It's not a pretty picture, when guilt creeps in.
As a mom who recently returned to full-time work after working part-time since my daughter was born, you can imagine that Mr. Guilt has pretty much taken up permanent residence in my psyche these days. He's unpacked his things, put them away in closets and drawers, and started leaving the cap off of my toothpaste.
And then my daughter came home today reporting that she'd been in time-out during nap time at school. For the gazillionth time this month. Given, she's 3, and could just be remembering a day last week when that happened. But Mr. Guilt points a finger at me, reminding me that if I weren't working my full-time job, the afternoons of difficult nap times and time outs would not be an issue. Instead, we would've been having perfect picnics at the park in the afternoons, celebrating the wonder that is my creative and energetic kiddo.
Sigh.
I think I take it too hard, the idea of my amazing daughter suffering the slightest bit. But on a day when I was at work from 7 a.m. to almost 5 p.m., when I left before my daughter woke up and came home when it was almost dark, to a daughter whose delicate self image was suffering... it was just too much. Guilt flung wide the door and stomped around with muddy boots.

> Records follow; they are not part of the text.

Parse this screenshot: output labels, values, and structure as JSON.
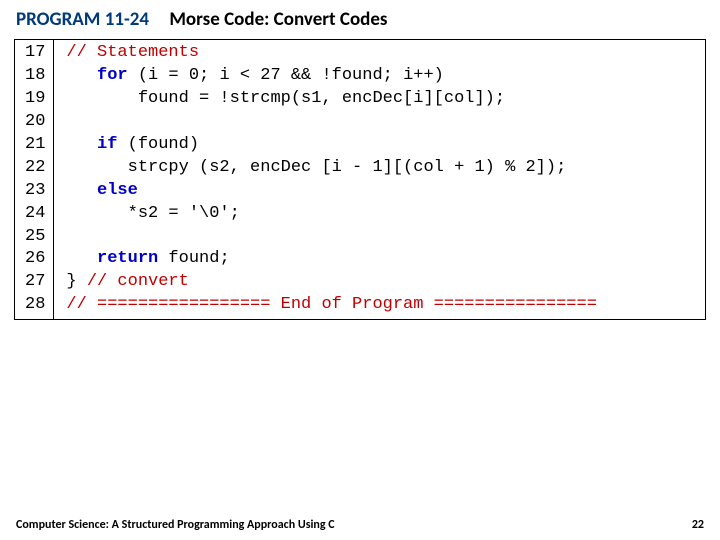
{
  "header": {
    "program_label": "PROGRAM 11-24",
    "title": "Morse Code: Convert Codes"
  },
  "code": {
    "line_start": 17,
    "line_end": 28,
    "lines": [
      {
        "tokens": [
          {
            "c": "comment",
            "t": "// Statements"
          }
        ]
      },
      {
        "tokens": [
          {
            "c": "plain",
            "t": "   "
          },
          {
            "c": "kw",
            "t": "for"
          },
          {
            "c": "plain",
            "t": " (i = 0; i < 27 && !found; i++)"
          }
        ]
      },
      {
        "tokens": [
          {
            "c": "plain",
            "t": "       found = !strcmp(s1, encDec[i][col]);"
          }
        ]
      },
      {
        "tokens": []
      },
      {
        "tokens": [
          {
            "c": "plain",
            "t": "   "
          },
          {
            "c": "kw",
            "t": "if"
          },
          {
            "c": "plain",
            "t": " (found)"
          }
        ]
      },
      {
        "tokens": [
          {
            "c": "plain",
            "t": "      strcpy (s2, encDec [i - 1][(col + 1) % 2]);"
          }
        ]
      },
      {
        "tokens": [
          {
            "c": "plain",
            "t": "   "
          },
          {
            "c": "kw",
            "t": "else"
          }
        ]
      },
      {
        "tokens": [
          {
            "c": "plain",
            "t": "      *s2 = '\\0';"
          }
        ]
      },
      {
        "tokens": []
      },
      {
        "tokens": [
          {
            "c": "plain",
            "t": "   "
          },
          {
            "c": "kw",
            "t": "return"
          },
          {
            "c": "plain",
            "t": " found;"
          }
        ]
      },
      {
        "tokens": [
          {
            "c": "plain",
            "t": "} "
          },
          {
            "c": "comment",
            "t": "// convert"
          }
        ]
      },
      {
        "tokens": [
          {
            "c": "comment",
            "t": "// ================= End of Program ================"
          }
        ]
      }
    ]
  },
  "footer": {
    "book": "Computer Science: A Structured Programming Approach Using C",
    "page": "22"
  }
}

I talked to my mom on the phone and actually cried. But she made me feel better, and then my hubby encouraged me to e-mail the school and try to figure things out. It's a wonderful school, with amazing and caring teachers who will completely work with me to make things right.
So I wrote an e-mail, a small positive action, which helped a bit.
Tomorrow will be better, I'm sure.
How do you deal with lousy days? How do you keep yourself from feeling guilty about the zillions of things that you can't make perfect in your life? Today I could use ideas.
By the way, Gretchen Rubin posted these ways for getting through a lousy day today. I thought it interesting that her post was so timely. Maybe it's universal to have rough days just before the time changes?